My class on Friday and Saturday was “Seeing the Everyday” with an amazing photographer and sparkling soul Amy Gretchen. Seriously, this woman’s smile lit up the whole room. And I left the class feeling so much more intimate with my camera. I had a Cannon AE-1 film camera that my folks got me in late High School and got to know it pretty well. My husband bought me a Nikon D5000 (Digital SLR) as a graduation gift when I received my MBA a few years ago and I never really took it off the auto settings…not even through the thousands and thousands of photos we took of my son during this past year. Since taking Amy G.’s class, I am walking around with my camera in one hand (trying to make it feel like an extension of my arm rather than a clunky distraction) shooting in manual, from different angles, and trying to capture those simple moments. I see a significant difference in the pictures I took pre- and post- Amy G. I feel pretty lucky to have been a part of her class.
Oh, and did I mention that in between these two life-altering classes I got to indulge in yoga with Michelle? I emerge from her classes feeling so centered, and so ready to take on the world. And we heard Maya Donenfeld and Alena Hennessy speak about writing their respective books.

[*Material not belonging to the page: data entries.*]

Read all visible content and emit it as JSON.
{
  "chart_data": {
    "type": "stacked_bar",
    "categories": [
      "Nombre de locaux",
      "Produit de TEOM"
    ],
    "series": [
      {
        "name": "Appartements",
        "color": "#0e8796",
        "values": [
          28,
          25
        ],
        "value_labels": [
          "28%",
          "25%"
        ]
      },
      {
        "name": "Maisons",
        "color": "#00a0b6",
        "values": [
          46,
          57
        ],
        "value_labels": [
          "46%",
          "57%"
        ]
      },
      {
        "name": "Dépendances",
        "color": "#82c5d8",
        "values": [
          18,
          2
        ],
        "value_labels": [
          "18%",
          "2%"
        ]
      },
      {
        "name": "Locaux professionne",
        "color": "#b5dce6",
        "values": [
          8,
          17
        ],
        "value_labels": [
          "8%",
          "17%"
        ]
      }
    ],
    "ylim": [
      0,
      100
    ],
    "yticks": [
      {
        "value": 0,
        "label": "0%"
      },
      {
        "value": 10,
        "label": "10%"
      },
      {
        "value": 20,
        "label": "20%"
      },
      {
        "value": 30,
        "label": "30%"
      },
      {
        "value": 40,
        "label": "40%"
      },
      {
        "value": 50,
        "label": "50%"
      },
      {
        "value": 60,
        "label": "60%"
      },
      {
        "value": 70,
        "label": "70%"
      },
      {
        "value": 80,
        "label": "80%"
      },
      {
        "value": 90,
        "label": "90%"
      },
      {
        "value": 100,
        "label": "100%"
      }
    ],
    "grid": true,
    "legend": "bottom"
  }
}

Learning at Squam is like a tidal wave. I think that is another reason so many of us have so much trouble describing it. It takes days, weeks, until the next year’s Squam for all of it to sink in. The experiences I shared with my classmates, my cabin-mates, the stranger-now-friend sitting next to me at Jonatha’s performance, the chance encounters on the “commute” to and from class, this is where the real magic takes place. Each encounter is almost like a little miracle to me. Knowing that we really saw each other in those moments, and imprinted, and left a little spark behind. It is changing the world.
I could write another thousand words. Don’t worry, I will.